Integrated Urban Water Management (IUWM) includes delivery of drinking water, stormwater management and harvesting, flood mitigation, wastewater treatment and recycling, and protecting the health of the water courses; and its implementation encompasses integration of all components of the urban water cycle within the City’s urban development to achieve sustainable economic, social, and environmental goals. But implementing an IUWM strategy and/or transitioning to water sensitive cities face several challenges, which is further exacerbated by the inclusion of ‘new sources’ (e.g. stormwater, recycled wastewater) in to the supply mix.

Literatures suggest the challenges are not technical; instead they are socio-institutional. This demands considering how these can be resolved to manage these mix of water sources. Accordingly, this Goyder Institute study, conducted by Prof Jennifer McKay from the University of South Australia, was carried out to identify the legal and policy challenges to implementing IUWM in Adelaide, and also explore potential solutions to overcome these challenges.

A unique Photostory exercise was conducted with participants from different suburbs in the Adelaide metropolitan area. A scoping study was initially conducted to identify the issues associated with urban water management in general, and the implementation of an IUWM strategy for metropolitan Adelaide in particular, in order to provide a better understanding of the issues related to IUWM and to decide on the themes for the main study. Accordingly, the following broad themes were identified:

  • The meaning of water
  • What is good about living here
  • What is bad about living here
  • Water justice
  • Sustainable water management
  • Difficulties with water
  • Issues and debates in urban water management
  • Ownership issue of new water sources (e.g. stormwater, sewage water, desalinated water)

Participants were asked to take photographs of various aspects of water that were related to the given themes. The participants were instructed to record their perceptions of particular issues, take a photograph(s) that conveyed their perception, and then relate the photographs to the theme(s) as they saw fit.

The participants were also advised to articulate a theme of their own if they wished to. Along with the taking of the photographs, the participants were instructed to complete the diary with entries about the details and their perceptions of each image. As the participants chose which photograph to take or what to write in their diary, rich narratives emerged that provided greater insight into everyday practices. Having these details enabled the researchers to accurately attribute the data as they were dealing with a large number of photographs over a period of several weeks. When the diaries were subsequently discussed during the group interviews, the participants were able to elaborate upon, and to express their understandings of, the photographs and the entries in their diaries.
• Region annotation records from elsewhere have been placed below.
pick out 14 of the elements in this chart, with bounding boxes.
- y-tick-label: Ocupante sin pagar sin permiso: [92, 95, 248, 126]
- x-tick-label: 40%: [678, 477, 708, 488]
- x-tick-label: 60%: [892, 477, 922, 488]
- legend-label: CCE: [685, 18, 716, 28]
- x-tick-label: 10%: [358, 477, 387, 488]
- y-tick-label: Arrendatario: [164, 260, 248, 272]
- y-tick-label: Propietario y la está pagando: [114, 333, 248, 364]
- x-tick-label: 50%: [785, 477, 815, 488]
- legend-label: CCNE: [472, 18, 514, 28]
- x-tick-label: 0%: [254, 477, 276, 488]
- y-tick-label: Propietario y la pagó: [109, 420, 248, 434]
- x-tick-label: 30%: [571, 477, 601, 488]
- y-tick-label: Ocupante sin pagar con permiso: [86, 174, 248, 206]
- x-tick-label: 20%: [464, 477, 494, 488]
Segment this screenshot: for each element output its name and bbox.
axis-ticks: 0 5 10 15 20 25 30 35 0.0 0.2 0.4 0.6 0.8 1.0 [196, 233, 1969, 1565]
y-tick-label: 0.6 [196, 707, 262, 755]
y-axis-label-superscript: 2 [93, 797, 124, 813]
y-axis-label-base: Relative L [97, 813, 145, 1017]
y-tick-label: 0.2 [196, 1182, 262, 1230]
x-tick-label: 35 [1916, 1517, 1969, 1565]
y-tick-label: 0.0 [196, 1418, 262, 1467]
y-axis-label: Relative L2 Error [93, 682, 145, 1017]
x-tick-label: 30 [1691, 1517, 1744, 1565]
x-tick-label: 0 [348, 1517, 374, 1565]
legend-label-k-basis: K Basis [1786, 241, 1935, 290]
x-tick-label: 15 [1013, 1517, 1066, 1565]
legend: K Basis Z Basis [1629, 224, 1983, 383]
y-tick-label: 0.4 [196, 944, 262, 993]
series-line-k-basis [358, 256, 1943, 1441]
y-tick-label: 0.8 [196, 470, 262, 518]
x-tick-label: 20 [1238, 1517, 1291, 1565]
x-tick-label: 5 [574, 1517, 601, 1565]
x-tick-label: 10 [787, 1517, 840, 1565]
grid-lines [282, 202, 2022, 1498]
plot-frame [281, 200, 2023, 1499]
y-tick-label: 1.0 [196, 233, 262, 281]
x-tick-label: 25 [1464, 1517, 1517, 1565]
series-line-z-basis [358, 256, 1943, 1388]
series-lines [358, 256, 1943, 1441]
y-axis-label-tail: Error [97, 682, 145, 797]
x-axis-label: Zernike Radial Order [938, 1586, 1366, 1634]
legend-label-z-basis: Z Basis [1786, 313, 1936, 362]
The learnings from this study establish that engaging stakeholders’ effectively facilitates the decision-making process, with stakeholders providing useful and relevant knowledge and, more importantly, the likelihood of greater stakeholder acceptance. Also, it is useful for understanding any potential conflicts and forms the basis for developing coalitions of support at different stages of a project and/or policy development and implementation.